Me abrí paso penosamente a través de la carnicería, llorando de alegría y dirigiéndome hacia la bendita luz del Sol. Sir Roger evaluaba nuestras pérdidas con sus capitanes. Sólo se habían producido quince bajas. De pie, junto al navío, temblando de agotamiento, vi emerger a John el Rojo con un demonio sobre los hombros.
Arrojó a la criatura a los pies de sir Roger.
—Le he derribado de un puñetazo —dijo, jadeante—. Me ha parecido que os gustaría tenerle vivo durante un tiempo para interrogarle. ¿O es demasiado arriesgado y preferís que le corte inmediatamente su inmunda cabeza?
Sir Roger reflexionó. Todo parecía muy tranquilo. Ninguno de nosotros había comprendido hasta el momento la enormidad del acontecimiento. Una feroz sonrisa entreabrió los labios del barón. Respondió con un inglés tan perfecto como el francés de la nobleza, que empleaba mucho más corrientemente.
—Si son demonios —dijo—, son de muy mal linaje, pues les hemos matado tan fácilmente como si fueran hombres. A decir verdad, aun más fácilmente. No sabían mucho más que mi hija pequeña acerca del combate cuerpo a cuerpo. Todavía menos, pues ella se dedica a pellizcar narices con bastante vigor. Creo que poniéndole unos grilletes a este demonio no hemos de temer nada, ¿no os parece así, padre Parvus?
—Sin duda, sire —aprobé—. Lo mejor sería poner a su lado alguna reliquia santa y una hostia.
—Bien; llevadle a la abadía y ved con el abad lo que podéis sacar de él. Os mandaré unos guardias. Venid a cenar esta noche.
—Sire —dije con tono reprobador—, deberíamos ofrecer una gran misa de acción de gracias antes de nada.
—Sí, sí… —respondió con impaciencia—. Decídselo al abad. Haced lo que mejor os parezca. Pero venid a cenar esta noche para contarme lo que hayáis descubierto.
Con aire pensativo, miró el enorme navío.

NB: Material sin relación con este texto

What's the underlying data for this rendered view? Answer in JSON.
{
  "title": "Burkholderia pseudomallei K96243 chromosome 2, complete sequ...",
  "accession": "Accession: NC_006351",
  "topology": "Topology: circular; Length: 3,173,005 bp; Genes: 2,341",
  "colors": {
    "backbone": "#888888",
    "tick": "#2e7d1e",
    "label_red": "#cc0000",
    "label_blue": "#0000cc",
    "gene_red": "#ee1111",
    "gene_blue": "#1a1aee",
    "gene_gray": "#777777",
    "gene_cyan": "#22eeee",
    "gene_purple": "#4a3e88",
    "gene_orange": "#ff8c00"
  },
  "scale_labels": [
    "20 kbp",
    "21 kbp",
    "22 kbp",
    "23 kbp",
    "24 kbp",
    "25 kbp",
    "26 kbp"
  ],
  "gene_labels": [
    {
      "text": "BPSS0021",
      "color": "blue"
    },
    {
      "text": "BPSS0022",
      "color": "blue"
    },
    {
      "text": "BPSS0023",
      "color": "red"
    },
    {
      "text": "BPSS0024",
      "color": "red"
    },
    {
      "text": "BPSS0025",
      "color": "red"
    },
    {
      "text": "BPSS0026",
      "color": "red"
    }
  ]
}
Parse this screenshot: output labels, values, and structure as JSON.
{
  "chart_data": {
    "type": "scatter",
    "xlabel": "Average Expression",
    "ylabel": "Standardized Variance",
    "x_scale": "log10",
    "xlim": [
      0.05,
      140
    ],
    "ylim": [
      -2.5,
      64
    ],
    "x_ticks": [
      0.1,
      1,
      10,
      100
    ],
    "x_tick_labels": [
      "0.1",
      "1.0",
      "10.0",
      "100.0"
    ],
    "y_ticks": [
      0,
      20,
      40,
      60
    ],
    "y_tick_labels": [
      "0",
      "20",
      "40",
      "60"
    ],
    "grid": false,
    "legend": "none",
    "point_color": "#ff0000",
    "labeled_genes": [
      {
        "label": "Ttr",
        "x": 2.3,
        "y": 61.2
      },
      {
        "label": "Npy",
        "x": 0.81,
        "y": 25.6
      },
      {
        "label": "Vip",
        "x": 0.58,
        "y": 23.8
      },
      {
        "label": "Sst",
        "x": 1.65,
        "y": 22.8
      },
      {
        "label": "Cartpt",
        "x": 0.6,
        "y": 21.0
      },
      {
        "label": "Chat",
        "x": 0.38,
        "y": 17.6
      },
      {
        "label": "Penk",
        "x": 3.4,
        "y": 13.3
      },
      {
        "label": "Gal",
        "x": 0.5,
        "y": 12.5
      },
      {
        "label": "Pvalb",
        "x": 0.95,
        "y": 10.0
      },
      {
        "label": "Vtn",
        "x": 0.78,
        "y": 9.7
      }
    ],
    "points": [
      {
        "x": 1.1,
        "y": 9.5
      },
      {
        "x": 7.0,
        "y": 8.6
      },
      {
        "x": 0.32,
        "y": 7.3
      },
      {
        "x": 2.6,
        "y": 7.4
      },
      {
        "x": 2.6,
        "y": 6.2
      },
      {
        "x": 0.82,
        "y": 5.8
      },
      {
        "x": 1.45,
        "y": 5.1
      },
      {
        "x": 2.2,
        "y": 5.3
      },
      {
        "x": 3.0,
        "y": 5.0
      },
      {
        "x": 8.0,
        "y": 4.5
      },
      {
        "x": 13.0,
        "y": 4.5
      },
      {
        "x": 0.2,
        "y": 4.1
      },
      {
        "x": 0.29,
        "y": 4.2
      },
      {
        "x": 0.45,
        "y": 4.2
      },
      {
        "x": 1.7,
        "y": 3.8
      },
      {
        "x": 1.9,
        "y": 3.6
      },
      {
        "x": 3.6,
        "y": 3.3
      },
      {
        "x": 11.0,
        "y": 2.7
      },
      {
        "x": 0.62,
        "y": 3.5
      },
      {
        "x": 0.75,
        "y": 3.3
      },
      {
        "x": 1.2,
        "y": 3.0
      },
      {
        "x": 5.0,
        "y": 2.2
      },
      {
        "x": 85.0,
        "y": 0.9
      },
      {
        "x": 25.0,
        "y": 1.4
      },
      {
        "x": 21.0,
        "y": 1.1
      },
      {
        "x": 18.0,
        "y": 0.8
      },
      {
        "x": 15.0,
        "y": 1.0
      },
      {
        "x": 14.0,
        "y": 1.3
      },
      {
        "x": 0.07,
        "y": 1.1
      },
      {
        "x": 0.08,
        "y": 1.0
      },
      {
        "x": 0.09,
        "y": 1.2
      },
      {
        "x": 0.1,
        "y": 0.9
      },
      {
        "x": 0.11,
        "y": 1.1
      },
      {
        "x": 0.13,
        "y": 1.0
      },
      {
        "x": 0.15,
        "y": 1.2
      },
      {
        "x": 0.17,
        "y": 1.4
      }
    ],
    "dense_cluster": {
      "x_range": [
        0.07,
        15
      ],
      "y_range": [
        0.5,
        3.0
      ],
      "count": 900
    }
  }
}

Acudí como me ordenase y con la aprobación de mi abad, que veía que en aquellas circunstancias el brazo secular y el espiritual debían ser uno. La ciudad estaba extrañamente en calma mientras atravesaba las calles en el crepúsculo. Los habitantes se encontraban en la iglesia o reunidos alrededor de las chimeneas. Desde el campamento de los soldados se oía otra misa de acción de gracias. El amenazante navío se alzaba como una montaña por encima de nuestras minúsculas moradas.
Creo que entonces me sentí reconfortado, incluso un poco ebrio de nuestro triunfo sobre los poderes de otro mundo. La inevitable conclusión, pensé con satisfacción, era que Dios estaba con nosotros.
Pasé ante el tribunal, con guardia triple, y me dirigí al salón del castillo. El castillo de Ansby era una antigua fortaleza normanda: de aspecto lúgubre y glacial como vivienda. El salón estaba sumido en la obscuridad e iluminado por velas y por un enorme fuego cuyas llamas saltaban y descubrían una masa en movimiento de armas y tapices. La nobleza y los miembros más importantes de la burguesía de la ciudad se encontraban sentados a la mesa, envueltos en un zumbido de conversaciones. Los sirvientes corrían de un lado para otro; los perros dormían en montones de paja y juncos. Era una escena familiar, reconfortante, por mucha tensión que ocultase. Sir Roger me hizo un gesto para que fuese a sentarme junto con él y su dama; era un honor insigne.